O Ministério Público da Paraíba (MPPB) quer que a Polícia Militar pare com as investigações de crimes comuns que têm sido realizadas por meio dos núcleos de serviço de inteligência.
O
MPPB encaminhou ao secretário de Segurança Pública e Defesa Social,
Cláudio Coelho Lima, uma recomendação para que normatize, por meio de
portaria, a atuação do serviço de inteligência, ditando inclusive suas
atribuições.
A recomendação também faz um alerta: que as
atribuições não podem ser aquelas destinadas a investigações criminais
comuns, inclusive através de ações de campo ou de emprego de
tecnologia/equipamento de qualquer natureza para essa finalidade.
A
provocação do Ministério Público para que se manifestasse sobre o
assunto foi feita pela Associação de Defesa das Prerrogativas dos
Delegados de Polícia da Paraíba (Adepdel), ao constatarem um desvio de
competência por parte da Polícia Militar, que vem, por meio do serviço
de inteligência, cometendo “usurpação de função pública”.
O
presidente da Adepdel, Cláudio Lameirão, explica que a Constituição
Federal versa sobre as atribuições de cada política e investigações de
crimes comuns cabem, exclusivamente, às polícias Civil e Federal.
“Provocamos o Ministério Público para que colocasse ordem na Segurança
Pública, para que cada polícia cumpre sua finalidade, respeitando a
competência das demais”, justifica Lameirão.
Lameirão faz
questão de informar que não tem nenhum problema com a Polícia Militar e
que tem muito respeito pelo trabalho que realiza com legitimidade.
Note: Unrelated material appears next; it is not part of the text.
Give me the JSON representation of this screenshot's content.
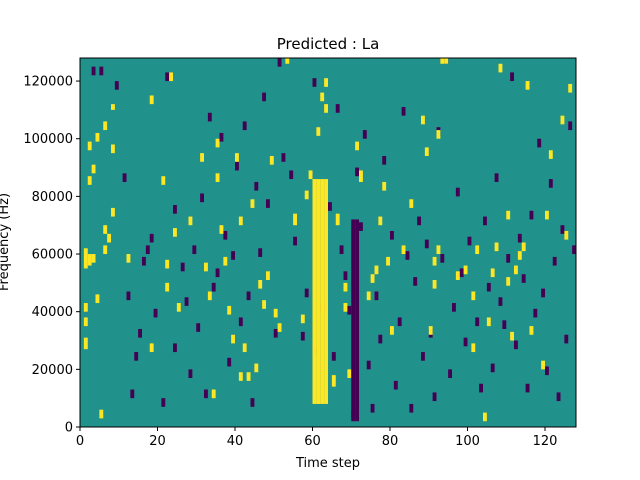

“Entretanto, é preciso respeitar a competência de cada um e as
investigações de crimes comuns cabem à nós e não a eles (militares)”,
informa.
O documento do Ministério Público também faz
recomendações ao Comandante Geral da Polícia Militar e ao Corregedor
Geral no sentido de no prazo de 30 dias enviarem documento a todos os
núcleos onde existe o serviço de inteligência informando sobre sua
limitação quanto a investigações, que devem ser restritas aos crimes
militares.
PREJUÍZO
O presidente da Adepdel
alerta que a “boa intenção” da Polícia Militar em solucionar crimes por
meio de investigações pode resultar em prejuízos para a sociedade.
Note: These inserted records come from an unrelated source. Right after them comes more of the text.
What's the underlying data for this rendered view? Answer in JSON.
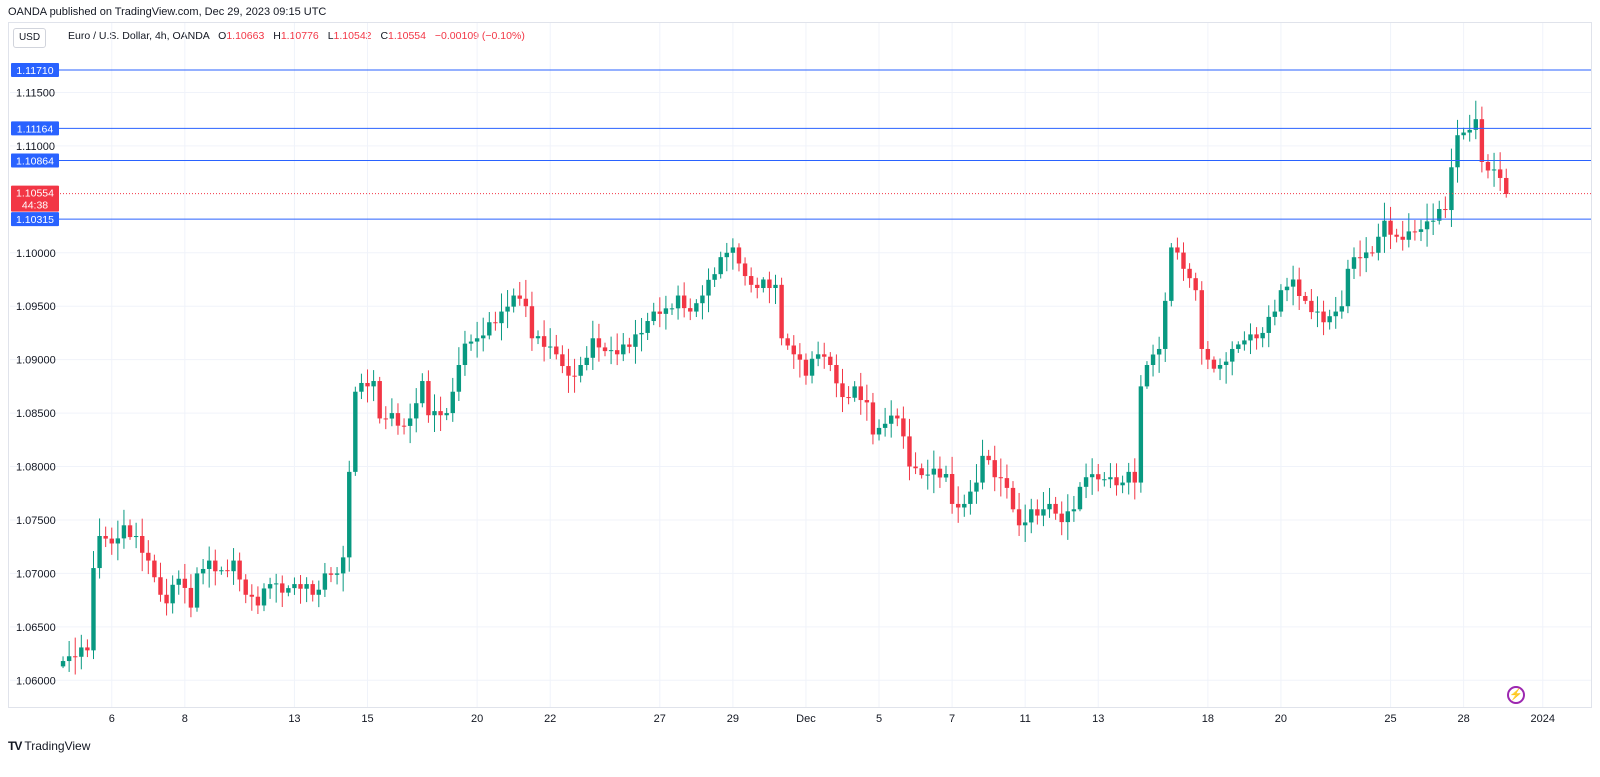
{
  "header": {
    "published": "OANDA published on TradingView.com, Dec 29, 2023 09:15 UTC",
    "currency": "USD",
    "symbol": "Euro / U.S. Dollar, 4h, OANDA",
    "o_label": "O",
    "o_value": "1.10663",
    "h_label": "H",
    "h_value": "1.10776",
    "l_label": "L",
    "l_value": "1.10542",
    "c_label": "C",
    "c_value": "1.10554",
    "change": "−0.00109 (−0.10%)"
  },
  "footer": {
    "brand": "TradingView"
  },
  "colors": {
    "up": "#089981",
    "down": "#f23645",
    "level": "#2962ff",
    "price": "#f23645"
  },
  "chart_data": {
    "type": "candlestick",
    "interval": "4h",
    "ylim": [
      1.0575,
      1.1215
    ],
    "y_ticks": [
      {
        "value": 1.115,
        "label": "1.11500"
      },
      {
        "value": 1.11,
        "label": "1.11000"
      },
      {
        "value": 1.1,
        "label": "1.10000"
      },
      {
        "value": 1.095,
        "label": "1.09500"
      },
      {
        "value": 1.09,
        "label": "1.09000"
      },
      {
        "value": 1.085,
        "label": "1.08500"
      },
      {
        "value": 1.08,
        "label": "1.08000"
      },
      {
        "value": 1.075,
        "label": "1.07500"
      },
      {
        "value": 1.07,
        "label": "1.07000"
      },
      {
        "value": 1.065,
        "label": "1.06500"
      },
      {
        "value": 1.06,
        "label": "1.06000"
      }
    ],
    "x_ticks": [
      {
        "index": 8,
        "label": "6"
      },
      {
        "index": 20,
        "label": "8"
      },
      {
        "index": 38,
        "label": "13"
      },
      {
        "index": 50,
        "label": "15"
      },
      {
        "index": 68,
        "label": "20"
      },
      {
        "index": 80,
        "label": "22"
      },
      {
        "index": 98,
        "label": "27"
      },
      {
        "index": 110,
        "label": "29"
      },
      {
        "index": 122,
        "label": "Dec"
      },
      {
        "index": 134,
        "label": "5"
      },
      {
        "index": 146,
        "label": "7"
      },
      {
        "index": 158,
        "label": "11"
      },
      {
        "index": 170,
        "label": "13"
      },
      {
        "index": 188,
        "label": "18"
      },
      {
        "index": 200,
        "label": "20"
      },
      {
        "index": 218,
        "label": "25"
      },
      {
        "index": 230,
        "label": "28"
      },
      {
        "index": 243,
        "label": "2024"
      }
    ],
    "horizontal_levels": [
      {
        "value": 1.1171,
        "label": "1.11710"
      },
      {
        "value": 1.11164,
        "label": "1.11164"
      },
      {
        "value": 1.10864,
        "label": "1.10864"
      },
      {
        "value": 1.10315,
        "label": "1.10315"
      }
    ],
    "last_price": {
      "value": 1.10554,
      "label": "1.10554",
      "countdown": "44:38"
    },
    "close_keypoints": [
      [
        0,
        1.0618
      ],
      [
        2,
        1.0622
      ],
      [
        4,
        1.0628
      ],
      [
        5,
        1.0705
      ],
      [
        6,
        1.0735
      ],
      [
        8,
        1.0728
      ],
      [
        10,
        1.0745
      ],
      [
        12,
        1.0735
      ],
      [
        14,
        1.0712
      ],
      [
        16,
        1.068
      ],
      [
        17,
        1.0672
      ],
      [
        19,
        1.0695
      ],
      [
        21,
        1.0668
      ],
      [
        22,
        1.07
      ],
      [
        24,
        1.0712
      ],
      [
        26,
        1.0703
      ],
      [
        28,
        1.0712
      ],
      [
        30,
        1.068
      ],
      [
        32,
        1.067
      ],
      [
        34,
        1.069
      ],
      [
        36,
        1.0682
      ],
      [
        38,
        1.069
      ],
      [
        40,
        1.069
      ],
      [
        41,
        1.068
      ],
      [
        43,
        1.07
      ],
      [
        45,
        1.07
      ],
      [
        46,
        1.0715
      ],
      [
        47,
        1.0795
      ],
      [
        48,
        1.087
      ],
      [
        50,
        1.0875
      ],
      [
        51,
        1.088
      ],
      [
        52,
        1.0845
      ],
      [
        54,
        1.085
      ],
      [
        56,
        1.0838
      ],
      [
        57,
        1.0845
      ],
      [
        59,
        1.088
      ],
      [
        60,
        1.0848
      ],
      [
        62,
        1.0848
      ],
      [
        63,
        1.085
      ],
      [
        64,
        1.087
      ],
      [
        65,
        1.0895
      ],
      [
        66,
        1.0915
      ],
      [
        68,
        1.092
      ],
      [
        70,
        1.0935
      ],
      [
        72,
        1.0945
      ],
      [
        74,
        1.096
      ],
      [
        76,
        1.095
      ],
      [
        77,
        1.092
      ],
      [
        79,
        1.0912
      ],
      [
        81,
        1.0905
      ],
      [
        83,
        1.0885
      ],
      [
        85,
        1.0895
      ],
      [
        87,
        1.092
      ],
      [
        89,
        1.0908
      ],
      [
        91,
        1.0905
      ],
      [
        93,
        1.0912
      ],
      [
        95,
        1.0925
      ],
      [
        97,
        1.0945
      ],
      [
        99,
        1.0948
      ],
      [
        101,
        1.096
      ],
      [
        103,
        1.0945
      ],
      [
        105,
        1.096
      ],
      [
        107,
        1.098
      ],
      [
        109,
        1.1
      ],
      [
        110,
        1.1005
      ],
      [
        111,
        1.099
      ],
      [
        113,
        1.097
      ],
      [
        115,
        1.0975
      ],
      [
        117,
        1.097
      ],
      [
        118,
        1.092
      ],
      [
        120,
        1.0905
      ],
      [
        122,
        1.0885
      ],
      [
        124,
        1.0905
      ],
      [
        126,
        1.0895
      ],
      [
        128,
        1.0865
      ],
      [
        130,
        1.0875
      ],
      [
        132,
        1.086
      ],
      [
        133,
        1.083
      ],
      [
        135,
        1.084
      ],
      [
        137,
        1.0845
      ],
      [
        139,
        1.08
      ],
      [
        141,
        1.0792
      ],
      [
        143,
        1.0798
      ],
      [
        145,
        1.0793
      ],
      [
        146,
        1.0765
      ],
      [
        148,
        1.0765
      ],
      [
        150,
        1.0785
      ],
      [
        151,
        1.081
      ],
      [
        153,
        1.079
      ],
      [
        155,
        1.078
      ],
      [
        156,
        1.076
      ],
      [
        157,
        1.0745
      ],
      [
        159,
        1.076
      ],
      [
        161,
        1.076
      ],
      [
        162,
        1.0765
      ],
      [
        164,
        1.0748
      ],
      [
        166,
        1.076
      ],
      [
        168,
        1.079
      ],
      [
        170,
        1.0788
      ],
      [
        172,
        1.079
      ],
      [
        174,
        1.0785
      ],
      [
        175,
        1.0795
      ],
      [
        176,
        1.0785
      ],
      [
        177,
        1.0875
      ],
      [
        178,
        1.0895
      ],
      [
        180,
        1.091
      ],
      [
        181,
        1.0955
      ],
      [
        182,
        1.1005
      ],
      [
        184,
        1.0985
      ],
      [
        186,
        1.0965
      ],
      [
        187,
        1.091
      ],
      [
        188,
        1.09
      ],
      [
        190,
        1.0895
      ],
      [
        192,
        1.091
      ],
      [
        194,
        1.0918
      ],
      [
        196,
        1.092
      ],
      [
        197,
        1.0925
      ],
      [
        199,
        1.0945
      ],
      [
        200,
        1.0965
      ],
      [
        202,
        1.0975
      ],
      [
        204,
        1.0955
      ],
      [
        206,
        1.0945
      ],
      [
        207,
        1.0935
      ],
      [
        209,
        1.0945
      ],
      [
        210,
        1.095
      ],
      [
        211,
        1.0985
      ],
      [
        213,
        1.0995
      ],
      [
        215,
        1.1
      ],
      [
        216,
        1.1015
      ],
      [
        217,
        1.103
      ],
      [
        219,
        1.1015
      ],
      [
        221,
        1.102
      ],
      [
        223,
        1.1022
      ],
      [
        225,
        1.103
      ],
      [
        227,
        1.104
      ],
      [
        228,
        1.108
      ],
      [
        229,
        1.111
      ],
      [
        231,
        1.1115
      ],
      [
        232,
        1.1125
      ],
      [
        233,
        1.1085
      ],
      [
        234,
        1.1077
      ],
      [
        235,
        1.1078
      ],
      [
        236,
        1.107
      ],
      [
        237,
        1.1055
      ]
    ]
  }
}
“Primeiro, porque tira da sua função legítima os policiais militares;
segundo, porque investigações feita de maneira ilegal resultarão,
inevitavelmente, em falhas nos processos judiciais que culminarão com a
soltura de criminosos”, explica.
Lameirão disse ainda que existe
limitações em todos os órgãos púbicos e que isso não seria
justificativa para a “ajuda” que a PM está dando nas investigações. “Nós
temos uma formação diferenciada e recebemos treinamento especial para
exercer a função. Não tem como alguém exercer a mesma função sem passar
pelos mesmos prerrequisitos”.
Outro alerta feito pelo presidente da Adepdel é quando às classificações de crimes, de acordo com os códigos vigentes. “O suspeito de algum crime não pode ser levado para um quartel de polícia porque não estamos na ditadura. Ele tem que ser levado para a delegacia, onde serão feitos os procedimentos legais”, afirma.